A expressão é muito comum aqui no Nordeste, usada para caracterizar situações ainda não resolvidas — justamente para que não se tenha como certo o que ainda é duvidoso.
Como no quadro político atual.
Natural e positivo que cresça o otimismo nas hostes oposicionistas diante do visível enfraquecimento do presidente Jair Bolsonaro, a cada dia mais isolado e confuso face as múltiplas crises a administrar, inclusive as que ele próprio cria.
Nas circunstâncias atuais ele pode ser derrotado?
Sim, porém para tanto nem todas as condições estão dadas.
Ocorre em primeiro lugar que, embora enfraquecido e tresloucado, o presidente governa em favor de poderosos interesses externos e internos ainda não plenamente convencidos de que o projeto político do ex-capitão se exauriu.
O desmonte paulatino do Estado nacional e adoção de dispositivos que abrem as portas à ganância estrangeira agradam essa gente.
O ex-super ministro Paulo Guedes, apesar de sucessivos fracassos, ainda é tido como indispensável ao rentismo. Não é sem razão que a Febraban siga avalizando a proposta atual de reforma tributária.

As expectativas de crescimento do PIB, bem sabemos, não incluem os interesses e necessidades da maioria da população. Mas à elite dominante interessa, sim; pois não contraria seus interesses essenciais. A pandemia, que tem trazido graves limitações às atividades econômicas, não impediu uma rápida e astronômica concentração da renda e da riqueza em nosso país.
Para esse tipo de coisa Bolsonaro ainda serve.
De outra parte, ainda há uma clara dissociação entre a crescente insatisfação com o governo e a descrença na capacidade do presidente por parte da grande maioria da população, segundo as últimas pesquisas, e a capacidade de resposta melhor articulada e uníssona pela posição.
Na verdade, o que temos é oposições – no sentido plural e dispersivo.
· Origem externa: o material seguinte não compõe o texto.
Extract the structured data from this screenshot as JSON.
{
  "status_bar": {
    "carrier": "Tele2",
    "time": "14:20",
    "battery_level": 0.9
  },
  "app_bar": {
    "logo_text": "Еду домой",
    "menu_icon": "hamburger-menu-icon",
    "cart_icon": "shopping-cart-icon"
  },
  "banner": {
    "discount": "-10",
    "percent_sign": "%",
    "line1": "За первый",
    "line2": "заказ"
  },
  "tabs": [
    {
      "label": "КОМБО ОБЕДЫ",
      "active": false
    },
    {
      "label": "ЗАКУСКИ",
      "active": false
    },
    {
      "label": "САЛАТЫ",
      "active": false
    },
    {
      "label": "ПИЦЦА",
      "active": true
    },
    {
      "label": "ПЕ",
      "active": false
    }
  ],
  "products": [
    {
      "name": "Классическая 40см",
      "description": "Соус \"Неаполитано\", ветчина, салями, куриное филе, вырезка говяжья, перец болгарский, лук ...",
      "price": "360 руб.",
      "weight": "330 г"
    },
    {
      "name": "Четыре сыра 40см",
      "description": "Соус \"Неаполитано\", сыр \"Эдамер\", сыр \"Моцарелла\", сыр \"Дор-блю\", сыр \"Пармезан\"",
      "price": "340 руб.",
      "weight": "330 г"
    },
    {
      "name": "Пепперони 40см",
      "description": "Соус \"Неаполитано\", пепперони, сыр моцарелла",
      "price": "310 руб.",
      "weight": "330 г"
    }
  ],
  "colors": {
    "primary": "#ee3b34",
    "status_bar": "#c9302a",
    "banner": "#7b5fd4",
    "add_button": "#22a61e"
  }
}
O modo efetivo de derrotar Bolsonaro sequer tem sido examinado em suas hipóteses operacionais e jurídicas.
Ninguém confia em ninguém e todos preferem ganhar tempo no acúmulo de forças para o pleito presidencial.
Ora, sem um conjunto de forças convergentes e capazes de agir em bloco com uma pauta definida, é vidente que as condições para derrotar Bolsonaro ainda não estão plenamente dadas.

Há líderes proeminentes à esquerda e ao centro, é verdade, porém nenhum se destaca como polo aglutinador de um entendimento amplo e plural, respeitadas as distintas visões em torno de um futuro pós Bolsonaro mas capaz de traduzir a insatisfação da maioria em ação política concreta.
Nessas circunstâncias, é correto agitar a bandeira do impeachment. Porém é igualmente correto que todos falem com todos e discutam entre si a feitura de uma plataforma política comum.
É urgente que isso aconteça, antes que mesmo de modo atabalhoado o presidente se recomponha e recupere uma parcela preciosa de apoiadores que só recentemente jogaram a toalha.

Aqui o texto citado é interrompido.